This sounds like a quiz question, and not presented by a student, but the professor testing the public on stackoverflow, but let's see...
Let's start with the One Definition Rule. It's clear neither version violates that, so they both pass that part.
Then, to syntax. Neither have syntax failures, they'll both compile without issue if you don't mind the potential blend of a syntax and semantic issue.
First, the simpler semantic issue. This isn't a syntax problem, but f(), in both versions, is the member of a struct, and the function clearly makes no change to the owning struct, it's returning a constant. Although the function is declared constexpr, it is not declared as const, which means if there were some reason to call this as a runtime function, it would generate an error if that attempt were made on a const S. That affects both versions.

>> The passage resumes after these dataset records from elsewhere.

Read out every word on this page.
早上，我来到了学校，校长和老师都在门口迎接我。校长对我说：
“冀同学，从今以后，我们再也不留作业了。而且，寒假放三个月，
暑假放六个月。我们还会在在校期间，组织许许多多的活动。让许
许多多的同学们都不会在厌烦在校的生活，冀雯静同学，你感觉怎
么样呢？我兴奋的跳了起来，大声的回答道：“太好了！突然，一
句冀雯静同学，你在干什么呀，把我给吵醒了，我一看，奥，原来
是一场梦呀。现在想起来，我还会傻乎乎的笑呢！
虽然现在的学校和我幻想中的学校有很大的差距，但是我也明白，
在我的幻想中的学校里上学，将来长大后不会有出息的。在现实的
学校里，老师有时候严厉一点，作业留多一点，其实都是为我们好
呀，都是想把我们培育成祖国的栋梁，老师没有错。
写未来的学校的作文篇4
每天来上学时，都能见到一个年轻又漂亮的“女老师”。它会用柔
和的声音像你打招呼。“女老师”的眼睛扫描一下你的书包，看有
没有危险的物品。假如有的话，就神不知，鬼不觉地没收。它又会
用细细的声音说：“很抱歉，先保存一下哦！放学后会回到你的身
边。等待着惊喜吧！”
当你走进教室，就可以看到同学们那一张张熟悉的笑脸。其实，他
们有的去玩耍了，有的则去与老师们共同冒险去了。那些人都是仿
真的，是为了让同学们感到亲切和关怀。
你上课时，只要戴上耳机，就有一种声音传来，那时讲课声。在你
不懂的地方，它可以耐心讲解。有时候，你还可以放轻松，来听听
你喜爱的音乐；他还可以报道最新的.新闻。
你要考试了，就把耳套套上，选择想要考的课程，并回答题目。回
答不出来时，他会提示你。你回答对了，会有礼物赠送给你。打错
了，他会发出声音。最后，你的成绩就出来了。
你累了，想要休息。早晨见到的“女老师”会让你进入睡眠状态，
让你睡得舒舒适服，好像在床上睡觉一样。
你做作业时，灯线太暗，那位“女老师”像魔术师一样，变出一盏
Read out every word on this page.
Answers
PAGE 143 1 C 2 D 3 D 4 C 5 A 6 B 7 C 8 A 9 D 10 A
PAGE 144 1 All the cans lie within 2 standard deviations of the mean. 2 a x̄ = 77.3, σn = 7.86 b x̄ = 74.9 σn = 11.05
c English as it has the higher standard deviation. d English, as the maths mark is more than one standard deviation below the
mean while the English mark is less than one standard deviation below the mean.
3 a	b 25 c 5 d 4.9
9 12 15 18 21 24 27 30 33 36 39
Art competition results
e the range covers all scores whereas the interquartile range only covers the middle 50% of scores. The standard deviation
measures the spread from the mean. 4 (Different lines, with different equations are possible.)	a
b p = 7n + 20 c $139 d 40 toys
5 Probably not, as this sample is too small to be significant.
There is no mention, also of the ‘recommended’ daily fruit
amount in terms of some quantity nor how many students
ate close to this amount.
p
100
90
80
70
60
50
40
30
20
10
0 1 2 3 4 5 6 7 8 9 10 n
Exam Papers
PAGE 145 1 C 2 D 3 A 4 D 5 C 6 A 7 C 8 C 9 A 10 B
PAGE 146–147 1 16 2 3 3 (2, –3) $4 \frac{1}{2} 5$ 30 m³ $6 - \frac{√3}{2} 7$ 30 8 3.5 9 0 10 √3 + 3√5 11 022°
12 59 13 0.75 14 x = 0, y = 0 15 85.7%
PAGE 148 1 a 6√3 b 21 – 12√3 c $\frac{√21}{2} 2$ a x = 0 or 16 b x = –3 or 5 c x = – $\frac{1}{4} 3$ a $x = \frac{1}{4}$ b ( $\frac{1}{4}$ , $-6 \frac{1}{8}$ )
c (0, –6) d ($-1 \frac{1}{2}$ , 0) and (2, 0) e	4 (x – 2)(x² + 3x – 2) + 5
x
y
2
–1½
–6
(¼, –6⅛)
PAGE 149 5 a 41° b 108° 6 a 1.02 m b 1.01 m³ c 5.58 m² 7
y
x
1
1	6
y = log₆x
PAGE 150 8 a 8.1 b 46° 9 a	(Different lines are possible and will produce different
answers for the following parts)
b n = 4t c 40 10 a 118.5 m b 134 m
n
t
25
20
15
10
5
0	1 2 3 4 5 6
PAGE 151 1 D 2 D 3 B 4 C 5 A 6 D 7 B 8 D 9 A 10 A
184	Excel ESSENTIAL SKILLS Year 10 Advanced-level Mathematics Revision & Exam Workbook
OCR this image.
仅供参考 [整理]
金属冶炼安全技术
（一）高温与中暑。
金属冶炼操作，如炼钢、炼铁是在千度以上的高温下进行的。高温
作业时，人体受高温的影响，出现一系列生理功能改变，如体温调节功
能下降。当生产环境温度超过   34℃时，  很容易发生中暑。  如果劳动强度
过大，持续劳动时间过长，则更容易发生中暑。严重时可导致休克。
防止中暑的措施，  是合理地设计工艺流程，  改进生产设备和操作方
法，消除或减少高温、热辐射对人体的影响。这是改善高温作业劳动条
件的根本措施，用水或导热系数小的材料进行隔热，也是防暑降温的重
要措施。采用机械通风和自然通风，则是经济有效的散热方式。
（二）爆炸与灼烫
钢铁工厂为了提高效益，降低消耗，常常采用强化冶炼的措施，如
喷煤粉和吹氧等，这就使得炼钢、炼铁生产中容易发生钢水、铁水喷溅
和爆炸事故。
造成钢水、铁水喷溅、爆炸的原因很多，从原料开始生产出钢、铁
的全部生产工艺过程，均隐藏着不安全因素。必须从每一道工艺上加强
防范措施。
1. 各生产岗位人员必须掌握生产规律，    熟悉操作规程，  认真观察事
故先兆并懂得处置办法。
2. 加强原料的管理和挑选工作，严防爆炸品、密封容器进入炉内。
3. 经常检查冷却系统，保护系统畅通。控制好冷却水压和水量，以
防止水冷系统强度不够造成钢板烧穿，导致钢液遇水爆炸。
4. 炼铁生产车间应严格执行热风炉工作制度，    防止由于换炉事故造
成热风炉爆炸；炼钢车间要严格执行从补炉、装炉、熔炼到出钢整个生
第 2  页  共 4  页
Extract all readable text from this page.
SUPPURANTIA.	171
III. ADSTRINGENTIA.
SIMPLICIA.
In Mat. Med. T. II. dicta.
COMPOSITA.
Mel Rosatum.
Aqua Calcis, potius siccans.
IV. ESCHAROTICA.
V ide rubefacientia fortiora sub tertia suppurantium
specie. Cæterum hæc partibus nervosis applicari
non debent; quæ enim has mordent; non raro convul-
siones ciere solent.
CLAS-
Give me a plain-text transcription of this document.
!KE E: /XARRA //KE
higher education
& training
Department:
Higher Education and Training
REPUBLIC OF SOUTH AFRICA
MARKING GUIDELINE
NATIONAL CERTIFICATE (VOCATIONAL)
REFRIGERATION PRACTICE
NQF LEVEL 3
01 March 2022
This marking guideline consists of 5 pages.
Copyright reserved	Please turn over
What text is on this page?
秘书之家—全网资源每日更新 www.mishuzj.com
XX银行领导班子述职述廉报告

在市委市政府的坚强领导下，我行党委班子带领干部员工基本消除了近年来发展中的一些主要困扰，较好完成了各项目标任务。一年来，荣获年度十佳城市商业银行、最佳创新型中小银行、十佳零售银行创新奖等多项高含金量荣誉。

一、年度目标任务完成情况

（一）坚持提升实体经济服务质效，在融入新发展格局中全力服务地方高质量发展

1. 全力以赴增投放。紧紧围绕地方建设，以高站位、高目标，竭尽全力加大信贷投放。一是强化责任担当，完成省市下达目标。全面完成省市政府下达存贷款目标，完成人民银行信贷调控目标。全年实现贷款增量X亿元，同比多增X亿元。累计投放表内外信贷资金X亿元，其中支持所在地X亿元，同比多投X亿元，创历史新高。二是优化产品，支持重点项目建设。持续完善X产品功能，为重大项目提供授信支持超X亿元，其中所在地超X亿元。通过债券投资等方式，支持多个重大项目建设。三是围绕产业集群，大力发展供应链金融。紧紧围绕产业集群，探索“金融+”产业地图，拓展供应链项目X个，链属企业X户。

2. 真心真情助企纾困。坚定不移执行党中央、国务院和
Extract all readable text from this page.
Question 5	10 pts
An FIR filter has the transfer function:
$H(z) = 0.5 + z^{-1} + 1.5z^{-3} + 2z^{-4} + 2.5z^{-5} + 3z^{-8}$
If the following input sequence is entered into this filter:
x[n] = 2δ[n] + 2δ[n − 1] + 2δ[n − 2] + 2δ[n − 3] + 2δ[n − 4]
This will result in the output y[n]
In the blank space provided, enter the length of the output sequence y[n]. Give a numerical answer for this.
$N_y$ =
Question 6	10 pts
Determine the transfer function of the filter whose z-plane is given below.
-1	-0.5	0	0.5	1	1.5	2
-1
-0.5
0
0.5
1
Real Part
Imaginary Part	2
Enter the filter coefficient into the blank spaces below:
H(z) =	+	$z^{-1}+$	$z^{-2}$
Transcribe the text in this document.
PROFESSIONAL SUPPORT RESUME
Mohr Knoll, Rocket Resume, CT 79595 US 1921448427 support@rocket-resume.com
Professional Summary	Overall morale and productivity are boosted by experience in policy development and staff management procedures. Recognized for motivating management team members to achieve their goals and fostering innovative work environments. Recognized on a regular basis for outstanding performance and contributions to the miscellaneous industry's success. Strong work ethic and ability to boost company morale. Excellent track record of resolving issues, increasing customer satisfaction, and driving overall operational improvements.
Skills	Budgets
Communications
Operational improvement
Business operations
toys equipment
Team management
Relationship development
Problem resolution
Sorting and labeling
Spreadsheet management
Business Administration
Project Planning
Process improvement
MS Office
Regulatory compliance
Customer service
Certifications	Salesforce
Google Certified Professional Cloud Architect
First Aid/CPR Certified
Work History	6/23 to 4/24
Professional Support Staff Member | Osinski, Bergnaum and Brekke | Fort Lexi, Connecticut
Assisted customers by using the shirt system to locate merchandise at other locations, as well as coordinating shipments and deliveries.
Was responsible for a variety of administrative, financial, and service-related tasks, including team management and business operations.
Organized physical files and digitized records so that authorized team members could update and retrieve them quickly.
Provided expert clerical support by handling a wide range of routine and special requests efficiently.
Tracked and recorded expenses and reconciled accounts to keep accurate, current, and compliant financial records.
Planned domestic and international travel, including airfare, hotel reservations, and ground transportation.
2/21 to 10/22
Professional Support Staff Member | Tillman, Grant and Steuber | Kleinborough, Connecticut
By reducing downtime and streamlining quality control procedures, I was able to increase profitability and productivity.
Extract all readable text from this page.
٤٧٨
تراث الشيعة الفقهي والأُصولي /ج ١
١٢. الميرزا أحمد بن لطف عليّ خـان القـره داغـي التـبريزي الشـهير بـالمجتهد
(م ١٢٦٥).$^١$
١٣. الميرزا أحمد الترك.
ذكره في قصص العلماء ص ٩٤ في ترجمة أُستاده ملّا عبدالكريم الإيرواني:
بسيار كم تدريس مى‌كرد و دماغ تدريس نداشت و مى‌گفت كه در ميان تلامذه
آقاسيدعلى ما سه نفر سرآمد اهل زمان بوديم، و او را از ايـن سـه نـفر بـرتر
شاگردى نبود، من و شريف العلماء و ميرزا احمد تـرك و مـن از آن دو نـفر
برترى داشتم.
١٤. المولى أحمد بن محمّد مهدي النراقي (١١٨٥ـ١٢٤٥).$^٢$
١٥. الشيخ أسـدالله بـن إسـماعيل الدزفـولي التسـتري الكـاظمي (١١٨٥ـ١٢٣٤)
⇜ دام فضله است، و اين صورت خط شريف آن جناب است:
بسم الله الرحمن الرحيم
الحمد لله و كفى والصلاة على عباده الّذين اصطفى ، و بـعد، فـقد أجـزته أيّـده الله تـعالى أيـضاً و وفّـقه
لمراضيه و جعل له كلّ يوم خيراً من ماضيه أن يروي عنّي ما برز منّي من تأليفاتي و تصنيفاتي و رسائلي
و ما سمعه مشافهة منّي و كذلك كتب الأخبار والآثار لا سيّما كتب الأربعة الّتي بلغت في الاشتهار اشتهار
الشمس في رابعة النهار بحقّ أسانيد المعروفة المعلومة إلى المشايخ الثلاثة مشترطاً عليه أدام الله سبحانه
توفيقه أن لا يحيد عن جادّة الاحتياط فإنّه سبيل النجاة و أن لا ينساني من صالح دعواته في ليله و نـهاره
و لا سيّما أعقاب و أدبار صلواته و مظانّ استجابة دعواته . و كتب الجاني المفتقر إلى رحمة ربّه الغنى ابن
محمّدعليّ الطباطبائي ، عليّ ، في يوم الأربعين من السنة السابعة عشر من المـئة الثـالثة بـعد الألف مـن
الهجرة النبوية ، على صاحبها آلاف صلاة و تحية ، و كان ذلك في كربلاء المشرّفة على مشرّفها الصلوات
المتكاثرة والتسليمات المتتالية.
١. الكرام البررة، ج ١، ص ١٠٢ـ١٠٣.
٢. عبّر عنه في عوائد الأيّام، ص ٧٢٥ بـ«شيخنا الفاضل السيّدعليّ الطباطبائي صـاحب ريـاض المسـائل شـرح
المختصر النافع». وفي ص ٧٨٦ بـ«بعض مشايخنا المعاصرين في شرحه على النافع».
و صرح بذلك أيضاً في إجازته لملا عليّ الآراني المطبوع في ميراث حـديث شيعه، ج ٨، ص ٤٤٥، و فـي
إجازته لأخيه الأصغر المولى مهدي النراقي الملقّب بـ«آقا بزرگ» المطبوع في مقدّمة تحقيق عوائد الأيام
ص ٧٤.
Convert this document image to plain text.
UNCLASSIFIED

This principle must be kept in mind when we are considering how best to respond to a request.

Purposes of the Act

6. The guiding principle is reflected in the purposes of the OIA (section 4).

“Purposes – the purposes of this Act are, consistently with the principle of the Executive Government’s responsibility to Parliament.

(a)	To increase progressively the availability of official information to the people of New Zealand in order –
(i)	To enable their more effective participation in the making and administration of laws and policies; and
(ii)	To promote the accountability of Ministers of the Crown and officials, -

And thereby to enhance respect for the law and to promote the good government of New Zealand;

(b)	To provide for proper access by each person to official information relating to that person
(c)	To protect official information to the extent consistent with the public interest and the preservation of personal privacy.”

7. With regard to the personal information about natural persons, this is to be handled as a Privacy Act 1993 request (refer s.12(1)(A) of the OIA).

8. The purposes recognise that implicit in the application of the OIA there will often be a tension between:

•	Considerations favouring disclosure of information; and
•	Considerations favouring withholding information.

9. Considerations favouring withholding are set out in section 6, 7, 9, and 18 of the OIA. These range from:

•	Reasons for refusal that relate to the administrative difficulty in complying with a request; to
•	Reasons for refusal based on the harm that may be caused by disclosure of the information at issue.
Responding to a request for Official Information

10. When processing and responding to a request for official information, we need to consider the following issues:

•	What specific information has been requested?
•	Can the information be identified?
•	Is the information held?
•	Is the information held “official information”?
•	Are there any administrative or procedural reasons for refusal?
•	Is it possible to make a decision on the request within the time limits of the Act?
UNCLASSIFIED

Now, the potentially ambiguous return g(S()); Clearly the outer g is a function call, but S may not be so clear as it would be if written return g(S{}); With {} initializing S, there would be no ambiguity in the future should struct S be expanded with an operator() (the struct nearly resembles a functor already). The constructor invoked is automatically generated now, and there is no operator() to create confusion for the compiler at this version, but modern C++14 is supposed to offer clearer alternatives to avoid the "Most Vexing Parse", which g(S()) resembles.
So, I'd have to say that based on semantic rules, they both fail (not so badly though).